The camera is comfortable to hold and the controls are well laid out. The zoom lever is immediately in front of the shutter release which is on top of the hand grip. The various modes are selected by means of the rotary mode dial on top of the main body of the camera while on the rear of the camera, to the right of the screen, are the various menu and function controls.
As well as automatic modes, among the other options is aperture priority and shutter priority for the more advanced amateur. There is also Movie mode for video capture and Panorama mode which enables the user to take a sequence of shots and stitch them together into a panoramic photo. The menu and function buttons are clearly laid out to provide access to the various flash modes, the macro function and the self-timer.
To start with one is likely to use the auto modes where the camera’s intelligence is in charge to ensure one get reasonable results. In the Auto Scene Mode different scenarios such as landscape, night landscape, portrait, night portrait and Macro modes are detected automatically and appropriate settings selected automatically. Then, in due course, with experience, one can to adjust a number of parameters to obtain enhanced results or artistic effects. Face, smile and blink detection are incorporated all of which can help avoid a number of those near-miss snap shots.
One of the unusual, but useful, features is that when changing the image quality setting from the maximum 14.1Mpixel, there is guidance as to what size prints can be made from the various resolution settings. For example, it indicates that 5Mpixel is adequate for an A4 print.
Image files are stored on an SD/SDHC card (not supplied) and the camera runs on four AA batteries (supplied). However, if one intends to make heavy use of the camera, it may make sense to use rechargeable batteries.

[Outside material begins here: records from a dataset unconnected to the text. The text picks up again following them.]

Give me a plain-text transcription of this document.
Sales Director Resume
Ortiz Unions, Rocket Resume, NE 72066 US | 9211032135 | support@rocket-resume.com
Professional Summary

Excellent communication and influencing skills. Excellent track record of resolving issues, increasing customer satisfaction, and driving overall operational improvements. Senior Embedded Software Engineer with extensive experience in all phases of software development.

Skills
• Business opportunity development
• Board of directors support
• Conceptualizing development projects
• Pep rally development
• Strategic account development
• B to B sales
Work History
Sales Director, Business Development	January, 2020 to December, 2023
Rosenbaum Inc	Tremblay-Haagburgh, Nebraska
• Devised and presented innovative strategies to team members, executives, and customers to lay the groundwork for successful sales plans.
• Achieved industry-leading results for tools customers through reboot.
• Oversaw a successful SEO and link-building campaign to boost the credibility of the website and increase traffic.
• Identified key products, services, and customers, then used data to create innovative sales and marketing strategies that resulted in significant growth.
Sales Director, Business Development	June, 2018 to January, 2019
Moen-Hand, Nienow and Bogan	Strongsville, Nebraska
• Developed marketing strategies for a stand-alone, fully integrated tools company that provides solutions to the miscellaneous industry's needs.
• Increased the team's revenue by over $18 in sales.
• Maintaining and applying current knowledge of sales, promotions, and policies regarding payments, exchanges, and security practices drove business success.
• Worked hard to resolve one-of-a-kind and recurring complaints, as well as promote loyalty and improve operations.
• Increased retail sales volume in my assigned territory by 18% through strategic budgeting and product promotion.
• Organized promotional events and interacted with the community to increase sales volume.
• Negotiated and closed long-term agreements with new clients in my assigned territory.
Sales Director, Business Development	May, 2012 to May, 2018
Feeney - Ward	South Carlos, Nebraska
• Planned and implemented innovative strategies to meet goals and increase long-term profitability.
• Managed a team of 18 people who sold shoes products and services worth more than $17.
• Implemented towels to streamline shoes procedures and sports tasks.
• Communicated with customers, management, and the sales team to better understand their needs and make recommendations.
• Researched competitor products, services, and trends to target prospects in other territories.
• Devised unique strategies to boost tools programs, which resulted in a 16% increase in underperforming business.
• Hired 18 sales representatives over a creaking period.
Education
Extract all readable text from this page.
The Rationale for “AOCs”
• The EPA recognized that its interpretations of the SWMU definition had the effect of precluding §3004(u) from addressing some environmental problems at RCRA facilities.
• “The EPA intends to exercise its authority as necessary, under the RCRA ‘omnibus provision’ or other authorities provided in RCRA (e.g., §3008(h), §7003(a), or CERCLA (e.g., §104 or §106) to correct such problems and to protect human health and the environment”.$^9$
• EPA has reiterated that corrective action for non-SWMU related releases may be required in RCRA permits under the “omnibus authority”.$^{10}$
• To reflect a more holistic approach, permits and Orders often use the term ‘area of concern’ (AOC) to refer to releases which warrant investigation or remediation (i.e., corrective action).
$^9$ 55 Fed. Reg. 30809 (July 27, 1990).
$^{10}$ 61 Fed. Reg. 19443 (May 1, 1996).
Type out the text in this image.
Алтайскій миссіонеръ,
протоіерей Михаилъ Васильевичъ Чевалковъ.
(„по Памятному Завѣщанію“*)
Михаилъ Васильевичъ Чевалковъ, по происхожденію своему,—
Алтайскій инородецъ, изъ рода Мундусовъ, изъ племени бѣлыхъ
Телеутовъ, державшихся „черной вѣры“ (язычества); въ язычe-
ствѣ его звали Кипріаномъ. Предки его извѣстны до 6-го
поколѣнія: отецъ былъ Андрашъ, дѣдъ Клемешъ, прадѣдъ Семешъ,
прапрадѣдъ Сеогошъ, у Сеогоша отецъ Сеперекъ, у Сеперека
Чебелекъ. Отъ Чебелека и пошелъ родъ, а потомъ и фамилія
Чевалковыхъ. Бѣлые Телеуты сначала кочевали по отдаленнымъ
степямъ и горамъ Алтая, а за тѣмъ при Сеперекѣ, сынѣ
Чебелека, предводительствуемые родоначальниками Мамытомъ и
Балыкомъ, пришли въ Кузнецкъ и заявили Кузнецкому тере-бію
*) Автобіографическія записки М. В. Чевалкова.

With this camera GE is targeting those users who want to move on from point and press but are not prepared to go for the bigger, better and more expensive SLR option. Some may find that it all they need while others may feel that it is a stepping stone as they want to get more involved in photography. As a concession to the fashion conscious, it is available in white in addition to the more usual black. Even though the camera is obviously a compromise it will nevertheless tick a great many boxes and is good value at around £120 on Amazon.